If the ::Int is relaxed, then it might be possible to use e.g. https://github.com/perrutquist/StaticNumbers.jl/blob/master/src/StaticNumbers.jl to get the static behavior without requiring a new type and corresponding methods.

pepijndevos commented 1 year ago

The transducers equivalent of this seems to use Val in a wrapper constructor that supposedly gets inlined.

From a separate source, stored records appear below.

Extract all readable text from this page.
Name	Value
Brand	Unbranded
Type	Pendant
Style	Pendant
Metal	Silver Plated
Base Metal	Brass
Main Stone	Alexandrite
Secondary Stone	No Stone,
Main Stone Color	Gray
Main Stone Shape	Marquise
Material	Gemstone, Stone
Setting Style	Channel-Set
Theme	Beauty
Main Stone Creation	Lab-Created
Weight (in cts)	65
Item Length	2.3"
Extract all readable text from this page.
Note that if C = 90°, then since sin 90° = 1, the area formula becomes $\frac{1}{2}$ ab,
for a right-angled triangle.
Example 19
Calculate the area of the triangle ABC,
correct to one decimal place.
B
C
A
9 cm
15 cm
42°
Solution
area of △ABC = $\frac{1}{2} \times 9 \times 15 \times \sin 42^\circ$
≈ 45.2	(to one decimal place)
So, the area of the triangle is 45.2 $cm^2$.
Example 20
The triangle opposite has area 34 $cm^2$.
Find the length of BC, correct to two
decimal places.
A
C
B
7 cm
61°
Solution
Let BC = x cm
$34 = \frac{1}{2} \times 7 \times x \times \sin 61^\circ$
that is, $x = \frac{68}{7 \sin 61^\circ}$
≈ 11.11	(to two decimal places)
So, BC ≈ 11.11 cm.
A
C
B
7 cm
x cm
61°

https://github.com/JuliaFolds/Transducers.jl/blob/2a51f8dbd6b4408063e52108c3e36006f63b6b0c/src/consecutive.jl#L41

I currently have a custom PairIterator that I would gladly replace with this if it offered comparable performance. But indeed:

julia> f(x, y) = x .+ y
f (generic function with 1 method)

julia> g2(x) = reduce(f, partition(x, 2, 1))
g2 (generic function with 1 method)

julia> g(x) = reduce(f, PairIterator(x))
g (generic function with 1 method)

julia> @btime g(1:100000)
  1.603 ns (0 allocations: 0 bytes)
(4999950000, 5000049999)

julia> @btime g2(1:100000)
  10.712 ms (598974 allocations: 24.40 MiB)
(4999950000, 5000049999)
struct PairIterator{A}
    ax::A
end
Base.IteratorSize(::Type{PairIterator{A}}) where {A} = Base.IteratorSize(A)
Base.IteratorEltype(::Type{PairIterator{A}}) where {A} = Base.IteratorEltype(A)
Base.eltype(itr::PairIterator) = Tuple{eltype(itr.ax), eltype(itr.ax)}
Base.length(itr::PairIterator) = length(itr.ax) - 1
Base.size(itr::PairIterator) = let s = size(itr.ax); (s[1]-1, s[2:end]...) end

@inline function Base.iterate(it::PairIterator)
    x1 = iterate(it.ax)
    x1 === nothing && return nothing
    v1, s1 = x1
    x2 = iterate(it.ax, s1)
    x2 === nothing && return nothing
    v2, s2 = x2
    return (v1, v2), (s2, v2)
end

@inline function Base.iterate(it::PairIterator, (s,v))
    x1 = iterate(it.ax, s)
    x1 === nothing && return nothing
    v2, s2 = x1
    return (v, v2), (s2, v2)
end
pepijndevos commented 1 year ago

It seems you could just wrap SlidingWindow in takenth to cover the full partition power at several magnitudes better performance.